Should I address the fact that I’ve been MIA for 3 days? Well, if I did, I’d just be making up some lame reason. Because, truthfully, I don’t have a real reason that will make sense to everyone—but, I’ll try and tell you anyway. I was still writing. I just wasn’t posting. I felt like I’d been going nonstop, stressed about posting every-single-day, for the last 8-months. Even the few random days I missed, I was still obsessed with the guilt of not posting for a day. So, the last three days, I just let myself live without it. I wanted to know what it felt like to not have this blog to wake up to everyday—and it sucked. I need this just as much as it calls to me. I didn’t abandon anything, I didn’t fall into a depressive hole, nor did stop writing.
This little break I took from posting goes along with the saying, “you don’t know what you have until it’s gone.” In this situation, my blog wasn’t gone, I just chose to see what my life would be if it were. And, damn, three days was enough of that. I’ve had enough of no one believing me when I say I’m okay; I’ve had enough of the worried looks. I am okay. I am. I wasn’t in a slump, I was in an experiment. I’ve also been wrestling with whether or not I should have announced this 3-day break (not even really a break…I just don’t know what else to call it). But, then, I realized the effect wouldn’t have been the same. I wouldn’t have dealt with the questions, the doubt, or the drama that came with it.

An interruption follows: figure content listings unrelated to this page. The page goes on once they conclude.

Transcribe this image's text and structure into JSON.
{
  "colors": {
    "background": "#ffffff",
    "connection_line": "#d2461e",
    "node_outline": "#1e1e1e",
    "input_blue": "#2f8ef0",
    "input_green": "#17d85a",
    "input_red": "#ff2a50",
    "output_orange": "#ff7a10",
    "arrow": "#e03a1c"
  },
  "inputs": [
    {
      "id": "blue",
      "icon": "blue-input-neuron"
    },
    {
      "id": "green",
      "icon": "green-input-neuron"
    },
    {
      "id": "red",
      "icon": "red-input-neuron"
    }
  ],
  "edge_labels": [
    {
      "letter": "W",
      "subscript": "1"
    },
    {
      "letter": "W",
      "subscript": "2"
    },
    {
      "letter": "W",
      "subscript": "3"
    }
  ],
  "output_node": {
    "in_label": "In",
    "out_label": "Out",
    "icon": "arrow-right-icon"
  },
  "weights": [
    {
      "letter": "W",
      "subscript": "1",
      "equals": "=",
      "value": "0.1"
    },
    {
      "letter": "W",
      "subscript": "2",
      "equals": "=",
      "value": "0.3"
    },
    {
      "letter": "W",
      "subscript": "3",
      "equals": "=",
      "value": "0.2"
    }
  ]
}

I was reminded of something along these last three days, as well. When you are surrounded by people who think you’re falling apart, you start to believe you may actually be falling apart. When you’re state-of-mind is in constant question, you wonder if you actually are as bad as they think. Luckily, for me, I’ve been dealing with this sort of thing for quite some time. I was able to stay strong—for the most part—and not let the negativity get to my head. Originally, I was only going to take Sunday off from posting. When Monday came around, I had work during the day, and then had an opportunity to play basketball for a few hours (during the time I had planned on finishing my blogs). I jumped at the chance and spent three hours sprinting around the gym like I was mad, just playing my game. That was the best decision I’ve made for myself, mentally, in a long time. Tuesday, I woke up unable to move. I’d twisted my ankle playing soccer, Sunday night; going hard in basketball, Monday night, only made everything worse. All of Tuesday was spent limping around, moving in slow motion. I’m sorer than I have been in months of working out. I feel relieved. I feel rejuvenated. I feel motivated.

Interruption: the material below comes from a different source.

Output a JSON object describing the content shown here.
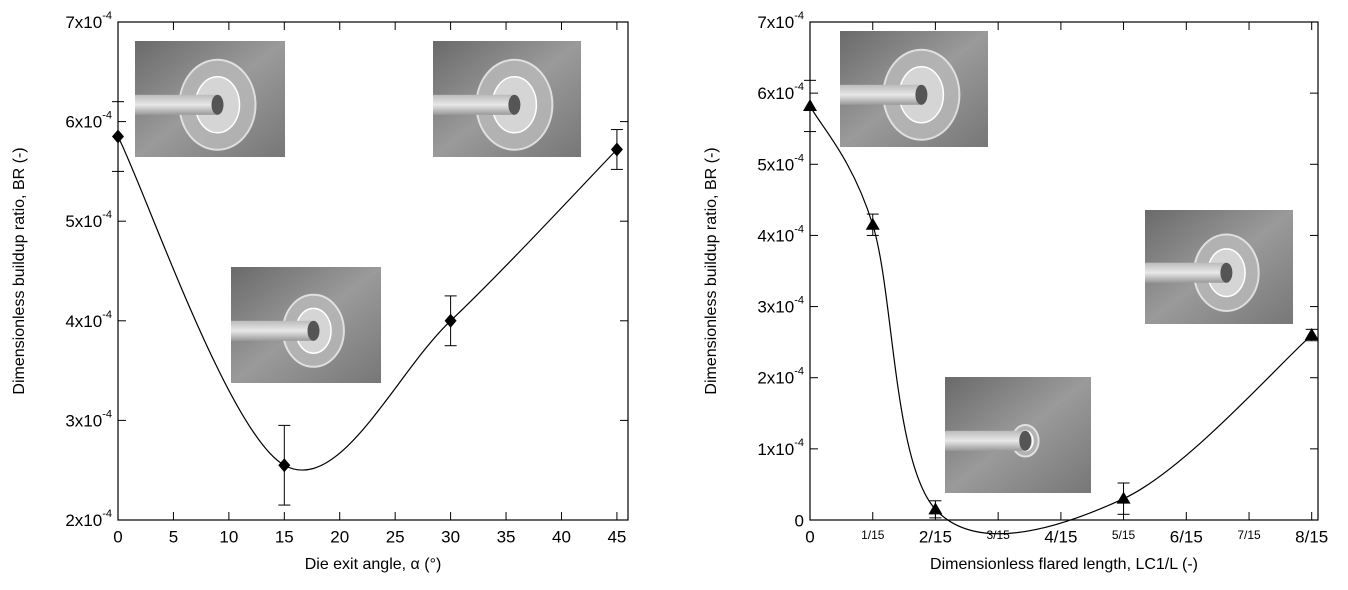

Pulling yourself away from a routine is 100% necessary. Making space for yourself to relax, do what you want, and not pressure any kind of normally expected activity saves you from falling apart. You can’t always completely stop your life (and, honestly, you probably shouldn’t), but you can control a lot more than you think. Personally, I just needed space from posting. So, I cut only that out and continued to write, work and workout like normal. Next time I decide to do an experiment like this, I’ll definitely do it differently. However, I’m happy with the outcome of these last three days and I’m still working on my new website. It won’t be too much longer before I’m drowning inside my writing—more than I already am.
We can’t control every aspect of our daily lives. If you need a break, take what you can control and alter it. If you need a reality check, do the same—just like I did. It was coming to a point where I felt like having to post was controlling me, so I did something about it. Now, I realize it wasn’t controlling me, I was just being too hard on myself. When you open your eyes and look, lessons aren’t too far away. In some cases, you have the ability to speed up the process—that’s the secret weapon if you want to get ahead of an issue before it breaks you. You’re in control of much more than you think.